"If music be the food of love, play on…"
"O mistress mine, where are you roaming?" 
"What is love? ‘tis not hereafter; 
present mirth hath present laughter
What’s to come is still unsure 
In delay there lies no plenty; 
Then come kiss me, sweet and twenty,
Youth’s a stuff will not endure" 
"I was adored once too"
"Come away, come away death, 
And in sad cypress let me be laid
Fly away, fly away, breath
I am slain by a fair cruel maid."
"Be not afraid of greatness: some men are born great, 
some achieve greatness, and some have greatness thrust upon them." 
"Why, this is very midsummer madness"
"I’ll be revenged on the whole pack of you"
"When that I was and a little tiny boy, 
With hey, ho the wind and the rain; 
A foolish thing was but a toy
For the rain it raineth every day"
 ’So many memorable quotations from this sublime play of sexual 
  confusions, mistaken identities, cross-dressing, fools in love, and pride brought 
  low. Shakespeare’s sparkling comedy was filmed in 1996 starring Helena Bonham 
  Carter, Richard E. Grant, Ben Kingsley, Mel Smith, Toby Stephens and Imogen 
  Stubbs. It received poor notices; it had a limited release, and appears to have 
  sunk without trace.
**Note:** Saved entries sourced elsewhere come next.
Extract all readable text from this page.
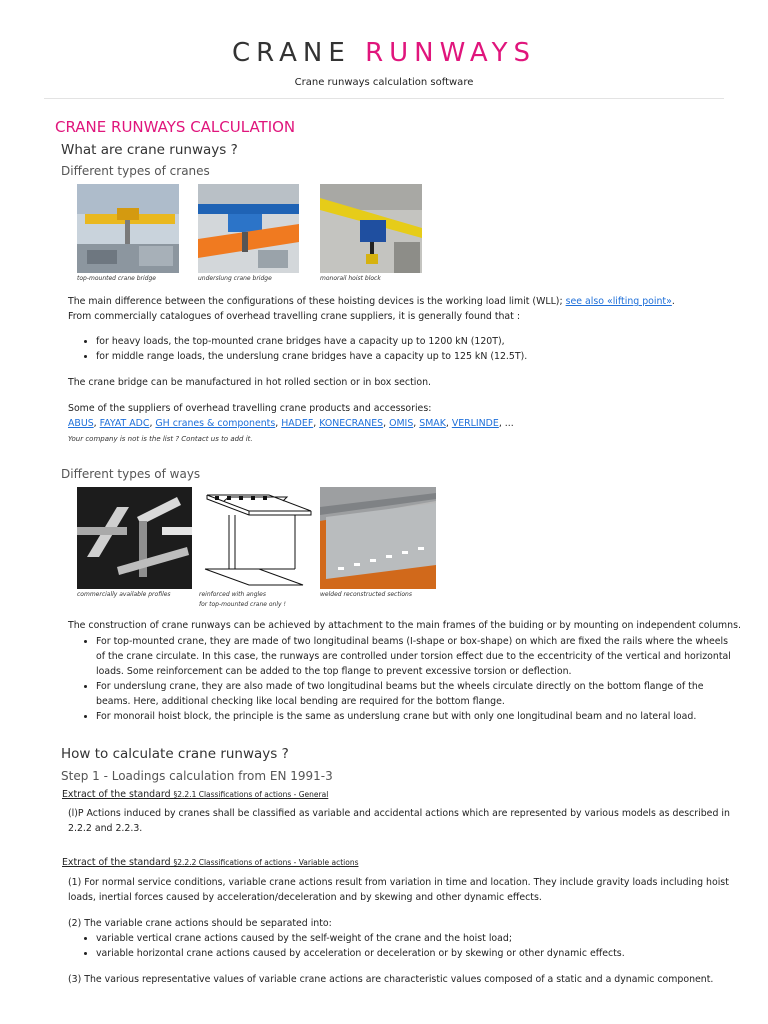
CRANE RUNWAYS
Crane runways calculation software
CRANE RUNWAYS CALCULATION
What are crane runways ?
Different types of cranes
top-mounted crane bridge	underslung crane bridge	monorail hoist block
The main difference between the configurations of these hoisting devices is the working load limit (WLL); see also «lifting point».
From commercially catalogues of overhead travelling crane suppliers, it is generally found that :
• for heavy loads, the top-mounted crane bridges have a capacity up to 1200 kN (120T),
• for middle range loads, the underslung crane bridges have a capacity up to 125 kN (12.5T).
The crane bridge can be manufactured in hot rolled section or in box section.
Some of the suppliers of overhead travelling crane products and accessories:
ABUS, FAYAT ADC, GH cranes & components, HADEF, KONECRANES, OMIS, SMAK, VERLINDE, ...
Your company is not is the list ? Contact us to add it.
Different types of ways
commercially available profiles	reinforced with angles
for top-mounted crane only !
welded reconstructed sections
The construction of crane runways can be achieved by attachment to the main frames of the buiding or by mounting on independent columns.
• For top-mounted crane, they are made of two longitudinal beams (I-shape or box-shape) on which are fixed the rails where the wheels of the crane circulate. In this case, the runways are controlled under torsion effect due to the eccentricity of the vertical and horizontal loads. Some reinforcement can be added to the top flange to prevent excessive torsion or deflection.
• For underslung crane, they are also made of two longitudinal beams but the wheels circulate directly on the bottom flange of the beams. Here, additional checking like local bending are required for the bottom flange.
• For monorail hoist block, the principle is the same as underslung crane but with only one longitudinal beam and no lateral load.
How to calculate crane runways ?
Step 1 - Loadings calculation from EN 1991-3
Extract of the standard §2.2.1 Classifications of actions - General
(l)P Actions induced by cranes shall be classified as variable and accidental actions which are represented by various models as described in 2.2.2 and 2.2.3.
Extract of the standard §2.2.2 Classifications of actions - Variable actions
(1) For normal service conditions, variable crane actions result from variation in time and location. They include gravity loads including hoist loads, inertial forces caused by acceleration/deceleration and by skewing and other dynamic effects.
(2) The variable crane actions should be separated into:
• variable vertical crane actions caused by the self-weight of the crane and the hoist load;
• variable horizontal crane actions caused by acceleration or deceleration or by skewing or other dynamic effects.
(3) The various representative values of variable crane actions are characteristic values composed of a static and a dynamic component.
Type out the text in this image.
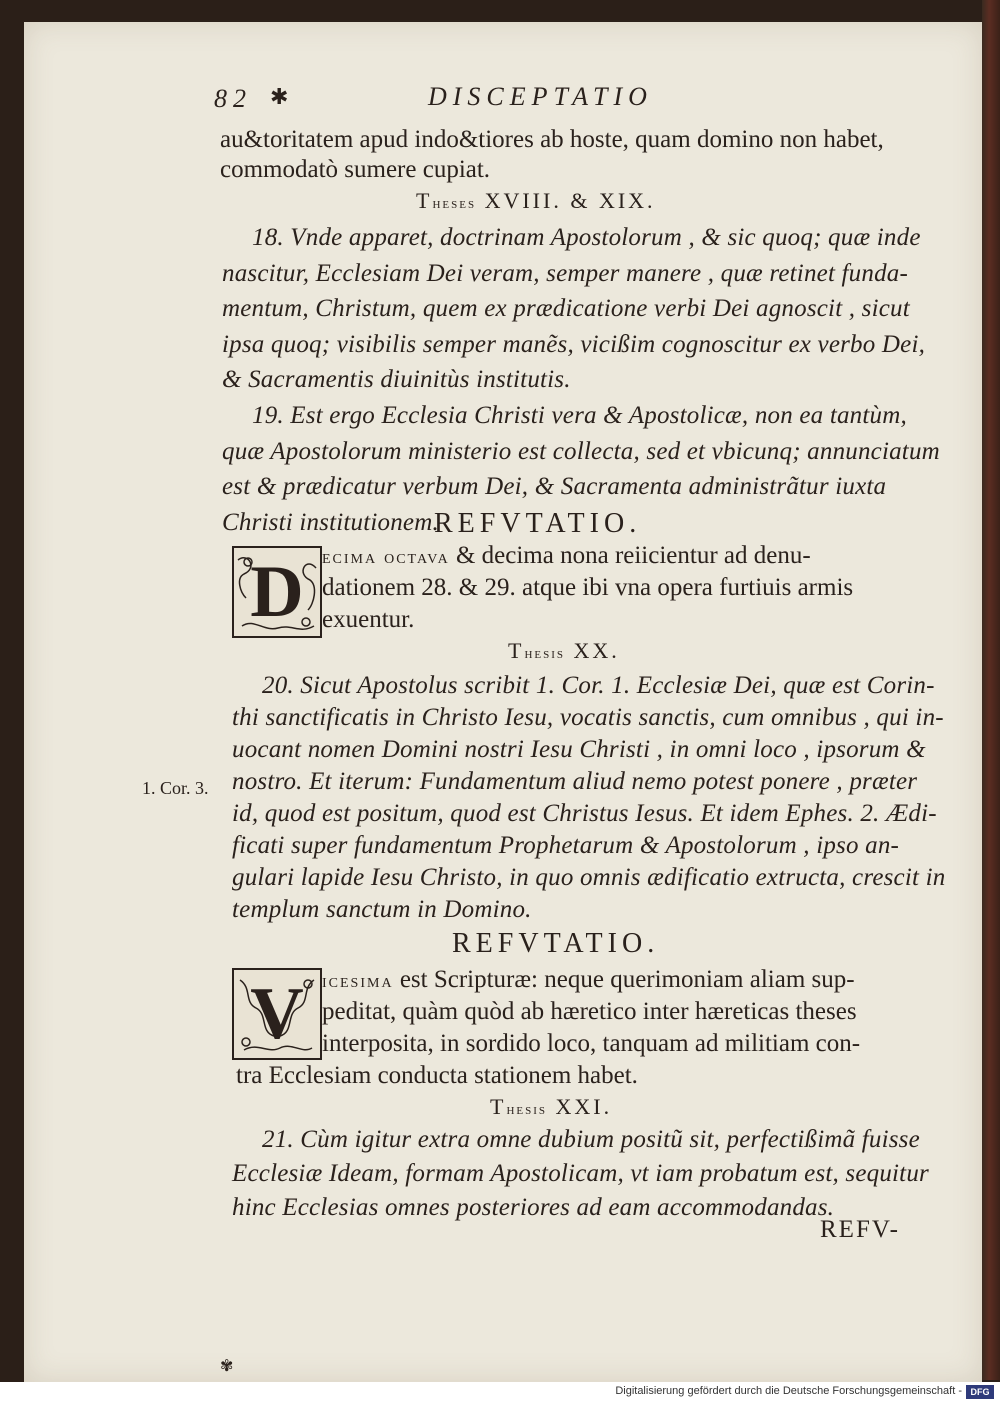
82 ✱	DISCEPTATIO
au&toritatem apud indo&tiores ab hoste, quam domino non habet,
commodatò sumere cupiat.
Theses XVIII. & XIX.
18. Vnde apparet, doctrinam Apostolorum , & sic quoq; quæ inde
nascitur, Ecclesiam Dei veram, semper manere , quæ retinet funda-
mentum, Christum, quem ex prædicatione verbi Dei agnoscit , sicut
ipsa quoq; visibilis semper manẽs, vicißim cognoscitur ex verbo Dei,
& Sacramentis diuinitùs institutis.
19. Est ergo Ecclesia Christi vera & Apostolicæ, non ea tantùm,
quæ Apostolorum ministerio est collecta, sed et vbicunq; annunciatum
est & prædicatur verbum Dei, & Sacramenta administrãtur iuxta
Christi institutionem.
REFVTATIO.
D ecima octava & decima nona reiicientur ad denu-
dationem 28. & 29. atque ibi vna opera furtiuis armis
exuentur.
Thesis XX.
1. Cor. 3.
20. Sicut Apostolus scribit 1. Cor. 1. Ecclesiæ Dei, quæ est Corin-
thi sanctificatis in Christo Iesu, vocatis sanctis, cum omnibus , qui in-
uocant nomen Domini nostri Iesu Christi , in omni loco , ipsorum &
nostro. Et iterum: Fundamentum aliud nemo potest ponere , præter
id, quod est positum, quod est Christus Iesus. Et idem Ephes. 2. Ædi-
ficati super fundamentum Prophetarum & Apostolorum , ipso an-
gulari lapide Iesu Christo, in quo omnis ædificatio extructa, crescit in
templum sanctum in Domino.
REFVTATIO.
V icesima est Scripturæ: neque querimoniam aliam sup-
peditat, quàm quòd ab hæretico inter hæreticas theses
interposita, in sordido loco, tanquam ad militiam con-
tra Ecclesiam conducta stationem habet.
Thesis XXI.
21. Cùm igitur extra omne dubium positũ sit, perfectißimã fuisse
Ecclesiæ Ideam, formam Apostolicam, vt iam probatum est, sequitur
hinc Ecclesias omnes posteriores ad eam accommodandas.
REFV-
✾
Digitalisierung gefördert durch die Deutsche Forschungsgemeinschaft - DFG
I do not recall it having been screened on British TV. The 
  film was an updated version set in some unspecified, presumably Edwardian period 
  in which the darker more melancholic elements were over-stressed at the expense 
  of the farce. 
 This Naxos production is on the whole a worthy enterprise. 
  Jonathan Keeble makes a proud but ‘myopic’ Orsino, Stella Gonet shines in her 
  role as Viola delivering her lines with authority, clarity and conviction. A 
  pity the same cannot be said for Lucy Whybrow as Olivia. Gerard Murphy as Sir 
  Toby Belch could have been more animated too. Of the rest of the cast Christopher 
  Goodwin is very good as the haughty Malvolio appearing before his mistress smiling, 
  cross-gartered and clad in yellow stockings, and Malcolm Sinclair is good as 
  the equally put-upon and pathetic Sir Andrew Aguecheek. David Timson shines 
  too, throwing off Feste’s tongue-twisting lines with ease. 
 David Timson also contributes a scholarly note on "Twelfth 
  Night as a microcosm of Elizabethan England", Perry Keenlyside writes 
  a full description of the development of the play and adds a synopsis. A full 
  illustrated cast list is also included in the booklet and between-the-scenes 
  music is taken from Naxos albums of early English music.